A former member of the Provincial Assembly (MPA) of Pakistan and minority leader, Baldev Kumar, has sought political asylum in India, citing persecution of the minorities in the country.
The political figure, who was a part of the Prime Minister Imran Khan's Pakistan Tehreek-e-Insaf (PTI) and held the Barikot reserved seat in Khyber Pakhtunkhwa province, left the country with his family and is currently staying at a relative's place in Punjab on a three-month visa.
According to reports, Kumar stated that he does not want to go back to Pakistan as he felt his family was in danger due to increasing persecution of ethnic minorities in the country.
"Hindu and Sikh leaders are murdered (in Pakistan). I will formally move an application for asylum in India soon," he said.
Prior to Kumar's arrival in India on August 12, his family had already reached the country and were staying in Khanna region of Ludhiana district.
Kumar said in an interview to Aaj Tak that religious persecution in the state continues to take place, despite the assurance given by Imran Khan before elections in 2018.
The issue comes weeks after a Sikh priest's daughter was allegedly kidnapped and forcibly converted to Islam through marriage with a Muslim youth at Namkana Sahib near Lahore.
Referring to the case, Kumar asked, "If religious leaders are not being respected, then who would listen to me?"
Recently, the family of the Sikh victim stated that the case was being dismissed by Pakistan against the backdrop of International Sikh convention.

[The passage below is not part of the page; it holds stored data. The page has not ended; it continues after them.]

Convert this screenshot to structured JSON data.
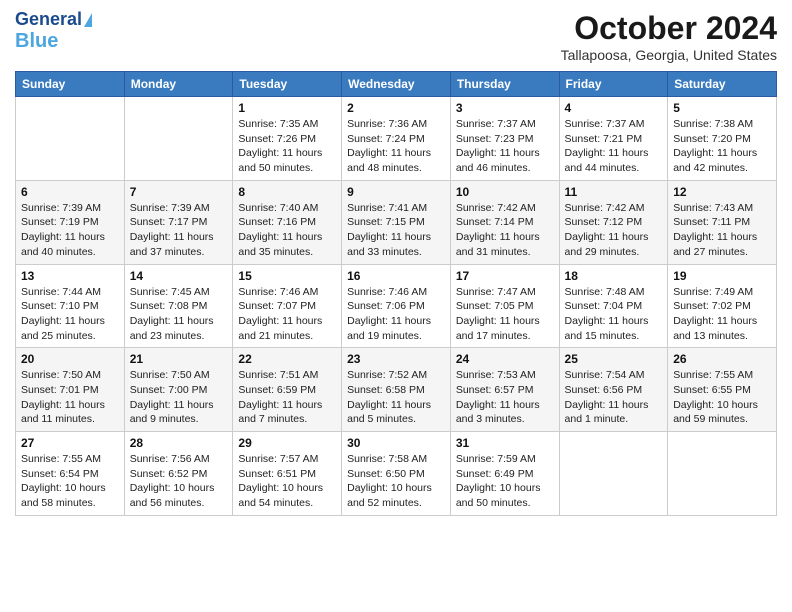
{
  "header": {
    "logo_line1": "General",
    "logo_line2": "Blue",
    "month_title": "October 2024",
    "location": "Tallapoosa, Georgia, United States"
  },
  "days_of_week": [
    "Sunday",
    "Monday",
    "Tuesday",
    "Wednesday",
    "Thursday",
    "Friday",
    "Saturday"
  ],
  "weeks": [
    [
      {
        "day": "",
        "info": ""
      },
      {
        "day": "",
        "info": ""
      },
      {
        "day": "1",
        "info": "Sunrise: 7:35 AM\nSunset: 7:26 PM\nDaylight: 11 hours and 50 minutes."
      },
      {
        "day": "2",
        "info": "Sunrise: 7:36 AM\nSunset: 7:24 PM\nDaylight: 11 hours and 48 minutes."
      },
      {
        "day": "3",
        "info": "Sunrise: 7:37 AM\nSunset: 7:23 PM\nDaylight: 11 hours and 46 minutes."
      },
      {
        "day": "4",
        "info": "Sunrise: 7:37 AM\nSunset: 7:21 PM\nDaylight: 11 hours and 44 minutes."
      },
      {
        "day": "5",
        "info": "Sunrise: 7:38 AM\nSunset: 7:20 PM\nDaylight: 11 hours and 42 minutes."
      }
    ],
    [
      {
        "day": "6",
        "info": "Sunrise: 7:39 AM\nSunset: 7:19 PM\nDaylight: 11 hours and 40 minutes."
      },
      {
        "day": "7",
        "info": "Sunrise: 7:39 AM\nSunset: 7:17 PM\nDaylight: 11 hours and 37 minutes."
      },
      {
        "day": "8",
        "info": "Sunrise: 7:40 AM\nSunset: 7:16 PM\nDaylight: 11 hours and 35 minutes."
      },
      {
        "day": "9",
        "info": "Sunrise: 7:41 AM\nSunset: 7:15 PM\nDaylight: 11 hours and 33 minutes."
      },
      {
        "day": "10",
        "info": "Sunrise: 7:42 AM\nSunset: 7:14 PM\nDaylight: 11 hours and 31 minutes."
      },
      {
        "day": "11",
        "info": "Sunrise: 7:42 AM\nSunset: 7:12 PM\nDaylight: 11 hours and 29 minutes."
      },
      {
        "day": "12",
        "info": "Sunrise: 7:43 AM\nSunset: 7:11 PM\nDaylight: 11 hours and 27 minutes."
      }
    ],
    [
      {
        "day": "13",
        "info": "Sunrise: 7:44 AM\nSunset: 7:10 PM\nDaylight: 11 hours and 25 minutes."
      },
      {
        "day": "14",
        "info": "Sunrise: 7:45 AM\nSunset: 7:08 PM\nDaylight: 11 hours and 23 minutes."
      },
      {
        "day": "15",
        "info": "Sunrise: 7:46 AM\nSunset: 7:07 PM\nDaylight: 11 hours and 21 minutes."
      },
      {
        "day": "16",
        "info": "Sunrise: 7:46 AM\nSunset: 7:06 PM\nDaylight: 11 hours and 19 minutes."
      },
      {
        "day": "17",
        "info": "Sunrise: 7:47 AM\nSunset: 7:05 PM\nDaylight: 11 hours and 17 minutes."
      },
      {
        "day": "18",
        "info": "Sunrise: 7:48 AM\nSunset: 7:04 PM\nDaylight: 11 hours and 15 minutes."
      },
      {
        "day": "19",
        "info": "Sunrise: 7:49 AM\nSunset: 7:02 PM\nDaylight: 11 hours and 13 minutes."
      }
    ],
    [
      {
        "day": "20",
        "info": "Sunrise: 7:50 AM\nSunset: 7:01 PM\nDaylight: 11 hours and 11 minutes."
      },
      {
        "day": "21",
        "info": "Sunrise: 7:50 AM\nSunset: 7:00 PM\nDaylight: 11 hours and 9 minutes."
      },
      {
        "day": "22",
        "info": "Sunrise: 7:51 AM\nSunset: 6:59 PM\nDaylight: 11 hours and 7 minutes."
      },
      {
        "day": "23",
        "info": "Sunrise: 7:52 AM\nSunset: 6:58 PM\nDaylight: 11 hours and 5 minutes."
      },
      {
        "day": "24",
        "info": "Sunrise: 7:53 AM\nSunset: 6:57 PM\nDaylight: 11 hours and 3 minutes."
      },
      {
        "day": "25",
        "info": "Sunrise: 7:54 AM\nSunset: 6:56 PM\nDaylight: 11 hours and 1 minute."
      },
      {
        "day": "26",
        "info": "Sunrise: 7:55 AM\nSunset: 6:55 PM\nDaylight: 10 hours and 59 minutes."
      }
    ],
    [
      {
        "day": "27",
        "info": "Sunrise: 7:55 AM\nSunset: 6:54 PM\nDaylight: 10 hours and 58 minutes."
      },
      {
        "day": "28",
        "info": "Sunrise: 7:56 AM\nSunset: 6:52 PM\nDaylight: 10 hours and 56 minutes."
      },
      {
        "day": "29",
        "info": "Sunrise: 7:57 AM\nSunset: 6:51 PM\nDaylight: 10 hours and 54 minutes."
      },
      {
        "day": "30",
        "info": "Sunrise: 7:58 AM\nSunset: 6:50 PM\nDaylight: 10 hours and 52 minutes."
      },
      {
        "day": "31",
        "info": "Sunrise: 7:59 AM\nSunset: 6:49 PM\nDaylight: 10 hours and 50 minutes."
      },
      {
        "day": "",
        "info": ""
      },
      {
        "day": "",
        "info": ""
      }
    ]
  ]
}
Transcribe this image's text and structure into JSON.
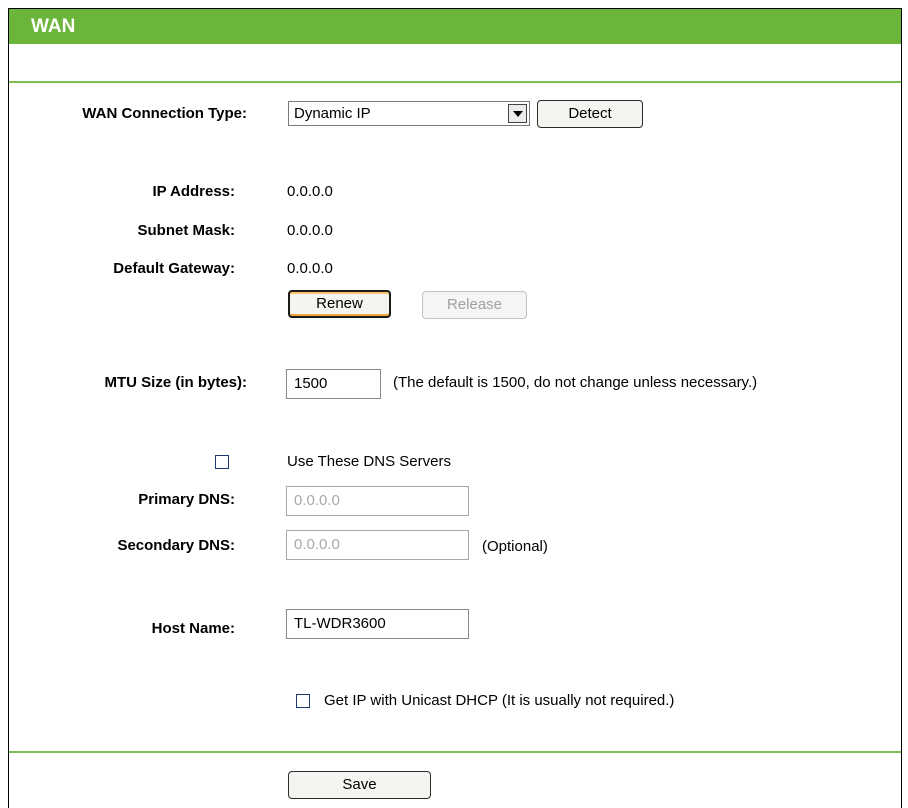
{
  "header": {
    "title": "WAN"
  },
  "wan_connection": {
    "label": "WAN Connection Type:",
    "selected": "Dynamic IP",
    "detect_label": "Detect"
  },
  "status": {
    "ip_label": "IP Address:",
    "ip_value": "0.0.0.0",
    "subnet_label": "Subnet Mask:",
    "subnet_value": "0.0.0.0",
    "gateway_label": "Default Gateway:",
    "gateway_value": "0.0.0.0",
    "renew_label": "Renew",
    "release_label": "Release"
  },
  "mtu": {
    "label": "MTU Size (in bytes):",
    "value": "1500",
    "hint": "(The default is 1500, do not change unless necessary.)"
  },
  "dns": {
    "use_label": "Use These DNS Servers",
    "use_checked": false,
    "primary_label": "Primary DNS:",
    "primary_value": "0.0.0.0",
    "secondary_label": "Secondary DNS:",
    "secondary_value": "0.0.0.0",
    "optional_hint": "(Optional)"
  },
  "host": {
    "label": "Host Name:",
    "value": "TL-WDR3600"
  },
  "unicast": {
    "label": "Get IP with Unicast DHCP (It is usually not required.)",
    "checked": false
  },
  "footer": {
    "save_label": "Save"
  },
  "colors": {
    "header_green": "#6bb53b",
    "divider_green": "#7fbf4f"
  }
}
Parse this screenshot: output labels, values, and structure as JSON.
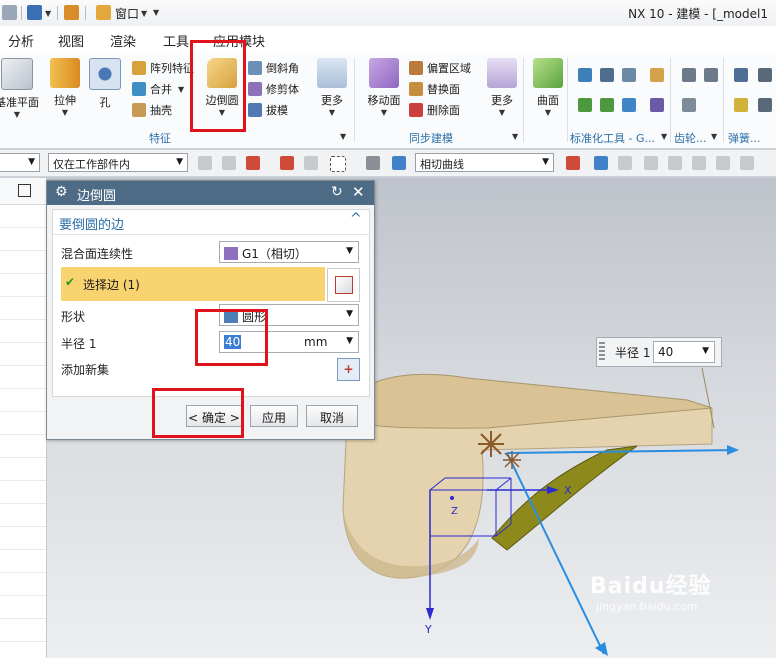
{
  "window": {
    "title": "NX 10 - 建模 - [_model1",
    "quick_access_window_label": "窗口"
  },
  "menu_tabs": [
    "分析",
    "视图",
    "渲染",
    "工具",
    "应用模块"
  ],
  "ribbon": {
    "buttons": {
      "datum_plane": "基准平面",
      "extrude": "拉伸",
      "hole": "孔",
      "pattern_feature": "阵列特征",
      "unite": "合并",
      "shell": "抽壳",
      "edge_blend": "边倒圆",
      "chamfer": "倒斜角",
      "trim_body": "修剪体",
      "draft": "拔模",
      "more_feature": "更多",
      "move_face": "移动面",
      "offset_region": "偏置区域",
      "replace_face": "替换面",
      "delete_face": "删除面",
      "more_sync": "更多",
      "surface": "曲面"
    },
    "groups": {
      "feature": "特征",
      "sync_modeling": "同步建模",
      "standard_tools": "标准化工具 - G...",
      "gear": "齿轮...",
      "spring": "弹簧..."
    }
  },
  "selection_bar": {
    "type_filter": "",
    "scope_filter": "仅在工作部件内",
    "curve_rule": "相切曲线"
  },
  "dialog": {
    "title": "边倒圆",
    "section_title": "要倒圆的边",
    "continuity_label": "混合面连续性",
    "continuity_value": "G1（相切）",
    "select_edge_label": "选择边 (1)",
    "shape_label": "形状",
    "shape_value": "圆形",
    "radius_label": "半径 1",
    "radius_value": "40",
    "radius_unit": "mm",
    "add_new_set_label": "添加新集",
    "ok_button": "< 确定 >",
    "apply_button": "应用",
    "cancel_button": "取消"
  },
  "radius_widget": {
    "label": "半径 1",
    "value": "40"
  },
  "viewport": {
    "axis_x": "X",
    "axis_y": "Y",
    "axis_z": "Z"
  },
  "watermark": {
    "logo": "Baidu经验",
    "url": "jingyan.baidu.com"
  },
  "colors": {
    "highlight_red": "#e0121b",
    "dialog_title_bg": "#4d6b85",
    "selected_row_bg": "#f9d36f",
    "solid_body": "#e3cfa6",
    "blend_face": "#8d8a1b",
    "dynamic_axis": "#2a8de0"
  }
}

Kumar has said that violence against minorities in Pakistan has increased after India abrogated the special status granted to Jammu and Kashmir by Article 370.
PM Khan had attempted to trigger hostility in an address at the International Sikh convention in Lahore last week. He said Prime Minister Narendra Modi's government and the Rashtriya Swayamsevak Sangh (RSS) are "victimising Muslims and Christians in India" and asserted that it will lead to "targeting Dalits and Sikhs".
The ongoing tensions between India and Pakistan have increased, with issues of minority rights, public safety and pro-Khalistan activities being tabled during talks concerning the Kartarpur Corridor project.
While Pakistan has initially stated that it intended to continue the border corridor project, the recent meeting on September 4 remained inconclusive due to Pakistan's insistence on charging pilgrims a service fee and denial of access to consular officials inside the Gurdwara premises.